According to Elder Care Communications, up to half of all nursing home residents have some form of dementia or cognitive impairment.

We all know that cognitive and memory impairment can change how a person thinks, acts, responds and/or feels. These changes often present special challenges for families and caregivers, especially in a social environment. An ordinary conversation, for example, can be quite frustrating when the person you are talking to has difficulty remembering from one moment to the next about what has been said. Individuals with cognitive impairment may also experience a range of behavioral issues that may include communication difficulties, repetition of an idea or an activity, wondering, lack of motivation, or often times aggressive or impulsive behaviors.

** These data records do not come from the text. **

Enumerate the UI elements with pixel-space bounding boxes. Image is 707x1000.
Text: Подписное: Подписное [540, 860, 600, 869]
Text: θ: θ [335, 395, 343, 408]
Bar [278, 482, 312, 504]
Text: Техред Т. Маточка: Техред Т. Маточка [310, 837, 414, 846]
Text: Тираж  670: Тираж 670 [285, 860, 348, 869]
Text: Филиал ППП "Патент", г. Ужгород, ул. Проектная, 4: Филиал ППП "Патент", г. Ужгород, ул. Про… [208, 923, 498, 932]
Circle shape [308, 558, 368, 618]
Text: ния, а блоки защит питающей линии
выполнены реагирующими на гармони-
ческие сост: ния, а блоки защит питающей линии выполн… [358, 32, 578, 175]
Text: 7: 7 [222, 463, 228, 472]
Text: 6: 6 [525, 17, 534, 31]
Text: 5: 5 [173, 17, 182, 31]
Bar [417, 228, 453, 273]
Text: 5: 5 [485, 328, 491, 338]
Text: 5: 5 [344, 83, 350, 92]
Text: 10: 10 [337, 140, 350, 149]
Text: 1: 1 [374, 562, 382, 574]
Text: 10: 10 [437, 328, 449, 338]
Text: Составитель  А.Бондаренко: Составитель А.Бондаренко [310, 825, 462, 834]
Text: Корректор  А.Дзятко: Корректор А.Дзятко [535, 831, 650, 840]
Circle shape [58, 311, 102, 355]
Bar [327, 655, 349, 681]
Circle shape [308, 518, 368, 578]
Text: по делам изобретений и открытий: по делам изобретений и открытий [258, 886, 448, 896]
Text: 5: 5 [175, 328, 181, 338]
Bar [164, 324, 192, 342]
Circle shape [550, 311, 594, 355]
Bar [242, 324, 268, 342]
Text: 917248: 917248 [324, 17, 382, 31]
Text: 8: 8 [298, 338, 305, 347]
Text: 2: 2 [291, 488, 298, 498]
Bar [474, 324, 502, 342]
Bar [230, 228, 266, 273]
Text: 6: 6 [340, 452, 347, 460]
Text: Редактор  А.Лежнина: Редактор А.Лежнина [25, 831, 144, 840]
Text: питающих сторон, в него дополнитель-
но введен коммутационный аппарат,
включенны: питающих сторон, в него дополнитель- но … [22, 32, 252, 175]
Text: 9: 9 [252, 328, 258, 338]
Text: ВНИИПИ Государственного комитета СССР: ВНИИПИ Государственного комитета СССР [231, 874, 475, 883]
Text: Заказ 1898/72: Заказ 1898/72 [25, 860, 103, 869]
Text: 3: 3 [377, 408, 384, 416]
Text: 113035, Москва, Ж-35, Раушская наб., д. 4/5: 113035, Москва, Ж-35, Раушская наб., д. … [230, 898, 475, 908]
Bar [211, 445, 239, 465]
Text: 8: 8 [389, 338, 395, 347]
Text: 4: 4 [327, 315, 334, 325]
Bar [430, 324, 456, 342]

So where do you start when attempting to overcome the difficulties of including them in group or social settings?

Here are 5 tips that may help you:

1. Due to the possibility of them needing more assistance than others in group activities, take the time to learn more about your residents as individuals and their personal likes and interests. By doing this you will be able to form better judgment on programs they are more likely to enjoy and what would be most appropriate for them. Engage family members by finding out more about their past and some experiences they may have had throughout their lives.

2. Be sure to educate yourself on dementia and Alzheimer’s. Information is empowering!!

3. Try breaking down tasks and actions. For Example, instead of asking “Would you like to come to our art program down the hall and paint a picture? I can show you where it is!” Use simple phrases and questions such as, “Come with me; let’s go paint.”

4. Be in tune with their feelings. If they are sad or angry, show them that you are listening, whether you understand or not. By doing this you can create a bond of trust that will enable you to encourage them to participate in a productive program that would ensure a better quality of life.

5. Last, use your resources. Encourage family members, volunteers, or even residents with higher levels of cognition to assist them or even just hold their hand in group settings.

Just remember, before you can begin any of this be sure to lay a foundation of your knowledge of the resident along with their diagnosis. Begin by creating a personalized careplan on goals that you would like to see them achieve in these social settings, then the approaches you are going to take to help them.